The film faithfully recreates the backstory of the band, of Freddie’s shame of his Zanzibar roots, of breaking through race issues and discrimination via unquestionable talent and a fearless determination.
The director, Bryan Singer, shines a bright light on the undeniable brilliance of a band who were hell-bent on never being defined. Their music broke genres, crossed seemingly uncommercial and career-suicide territories, and came out unscathed as both the fans’ and record company’s favourites with a stream of hits including Bohemian Rhapsody, We Are The Champions and Somebody To Love.
The film most importantly captures the band at its most critical, the sheer power of their sensational live performance, culminating in their celebrated set at Live Aid in 1985. I can’t remember another film in recent times that has spontaneously induced such as stream of spine-tingling moments.
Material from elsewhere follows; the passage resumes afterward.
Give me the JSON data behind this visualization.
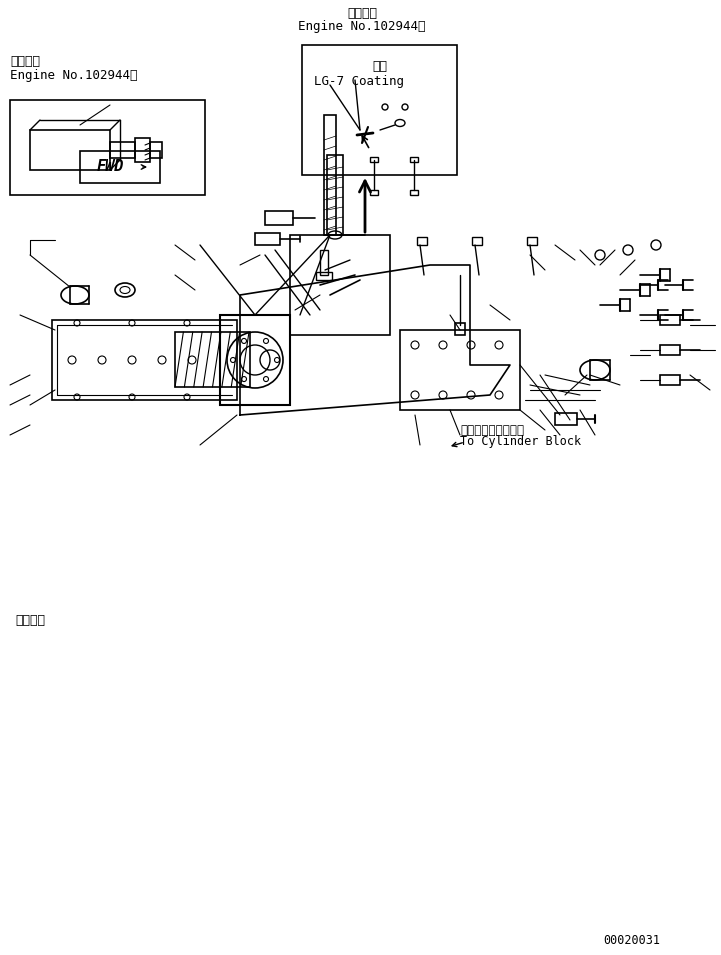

Band members Brian May and Roger Taylor were heavily involved in the production, and you get a strong sense of the need to honour Mercury throughout. Sadly, as a result, it does leave out half the story, an essential part of the man and his infamous decadence, private parties and sexual promiscuity. All without which Freddie would simply not have been Freddie. It maketh the man.
It does make efforts to describe the struggle with his homosexual orientation in a less-than-tolerant 1970s, but skirts his ultra-flamboyant behaviour once he had laid his demons to rest and the flood gates were open on the gay party scene, and a controlling personal manager who isolated Freddie from his band and loved ones into a lonely, out-of-control character. This unchartered chapter by the film was significant, as it tragically lead to his death in 1991 of AIDS related pneumonia.
Ultimately, this film is an unapologetic celebration of the most unique and talented of performers. Freddie Mercury lies in the canon of legendary male musical visionaries of the likes of David Bowie and Prince.
Freddie once sang, “Who wants to live forever?” Regardless of want, Freddie Mercury will.